Endophytic microorganisms serve as a treasure trove of novel secondary metabolites, producing structurally diverse NPs with various potent biological activities. Particularly in the areas of antimicrobial and anticancer research [44, 45], they offer new avenues for drug discovery. However, these valuable resources from endophytic microorganisms have yet to be fully utilized. Despite the daily discovery of numerous novel and active endophytic microorganisms NPs, the slow pace of information updates means that it may take several years for these NPs to be included in large-scale NP databases.
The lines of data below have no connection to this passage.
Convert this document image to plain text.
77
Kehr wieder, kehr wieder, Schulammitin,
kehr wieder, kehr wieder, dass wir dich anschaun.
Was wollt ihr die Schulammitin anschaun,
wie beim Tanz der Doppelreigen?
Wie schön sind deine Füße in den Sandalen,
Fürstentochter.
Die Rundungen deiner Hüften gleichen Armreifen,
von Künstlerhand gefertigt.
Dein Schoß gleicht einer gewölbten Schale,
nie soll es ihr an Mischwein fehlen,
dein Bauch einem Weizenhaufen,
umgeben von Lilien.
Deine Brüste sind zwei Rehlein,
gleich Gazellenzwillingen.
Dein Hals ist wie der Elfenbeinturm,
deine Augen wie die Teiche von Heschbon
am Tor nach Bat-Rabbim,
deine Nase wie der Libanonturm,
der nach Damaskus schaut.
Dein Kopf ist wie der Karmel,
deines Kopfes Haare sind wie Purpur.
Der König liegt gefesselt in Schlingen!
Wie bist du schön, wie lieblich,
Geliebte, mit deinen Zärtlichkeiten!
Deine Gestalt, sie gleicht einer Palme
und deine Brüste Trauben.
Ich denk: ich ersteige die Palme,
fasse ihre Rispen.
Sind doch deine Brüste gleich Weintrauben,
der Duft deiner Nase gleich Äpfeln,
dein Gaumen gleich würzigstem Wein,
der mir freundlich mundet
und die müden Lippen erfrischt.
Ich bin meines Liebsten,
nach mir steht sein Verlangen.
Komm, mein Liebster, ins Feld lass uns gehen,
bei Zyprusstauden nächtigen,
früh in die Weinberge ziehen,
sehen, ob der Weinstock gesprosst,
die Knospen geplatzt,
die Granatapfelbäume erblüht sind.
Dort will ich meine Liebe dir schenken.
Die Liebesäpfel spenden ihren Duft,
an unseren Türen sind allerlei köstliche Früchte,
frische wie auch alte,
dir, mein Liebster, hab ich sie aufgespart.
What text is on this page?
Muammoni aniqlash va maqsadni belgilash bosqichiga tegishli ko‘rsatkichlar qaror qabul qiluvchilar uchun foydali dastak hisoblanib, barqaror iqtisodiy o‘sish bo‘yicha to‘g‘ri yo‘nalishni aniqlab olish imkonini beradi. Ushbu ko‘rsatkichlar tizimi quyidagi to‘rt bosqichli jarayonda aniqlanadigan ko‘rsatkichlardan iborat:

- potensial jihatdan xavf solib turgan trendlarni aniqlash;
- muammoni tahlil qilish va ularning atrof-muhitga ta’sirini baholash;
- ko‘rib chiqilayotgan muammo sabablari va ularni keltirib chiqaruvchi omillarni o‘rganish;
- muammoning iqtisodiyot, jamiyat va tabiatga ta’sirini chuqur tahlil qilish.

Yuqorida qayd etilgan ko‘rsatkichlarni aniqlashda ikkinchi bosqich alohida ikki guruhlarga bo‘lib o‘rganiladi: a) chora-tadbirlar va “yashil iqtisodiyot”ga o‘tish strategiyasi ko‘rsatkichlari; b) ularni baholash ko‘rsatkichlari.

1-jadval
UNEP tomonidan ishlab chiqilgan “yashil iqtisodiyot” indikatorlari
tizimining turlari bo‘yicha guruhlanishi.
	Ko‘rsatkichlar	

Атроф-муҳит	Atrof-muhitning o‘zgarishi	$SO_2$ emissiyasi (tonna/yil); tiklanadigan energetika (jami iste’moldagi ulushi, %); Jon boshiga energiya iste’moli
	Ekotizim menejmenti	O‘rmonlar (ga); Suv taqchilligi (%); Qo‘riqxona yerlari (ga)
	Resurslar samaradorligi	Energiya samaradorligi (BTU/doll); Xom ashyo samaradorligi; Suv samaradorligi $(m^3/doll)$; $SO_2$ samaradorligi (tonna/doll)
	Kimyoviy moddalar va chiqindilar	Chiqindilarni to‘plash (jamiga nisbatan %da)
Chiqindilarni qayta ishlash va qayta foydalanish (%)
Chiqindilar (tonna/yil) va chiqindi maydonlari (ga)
Therefore, information sharing is crucial for the research and development of endophytic microorganisms NPs.

To fully explore the chemical diversity of endophytic microorganisms NPs and their potential in drug discovery, we have established the first knowledge repository of endophytic microorganisms NPs, called EMNPD. The database is to provide the scientific community with comprehensive data, including a set of interactive visualization tools, to explore the chemical diversity of endophytic microorganisms NPs. EMNPD is fully searchable and downloadable, allowing researchers to query and browse data from various perspectives. In the future, with the growing interest in the study of endophytic microorganisms, we anticipate that this platform will become a valuable and comprehensive repository of endophytic microorganisms NPs, leading the way in a new wave of drug discovery.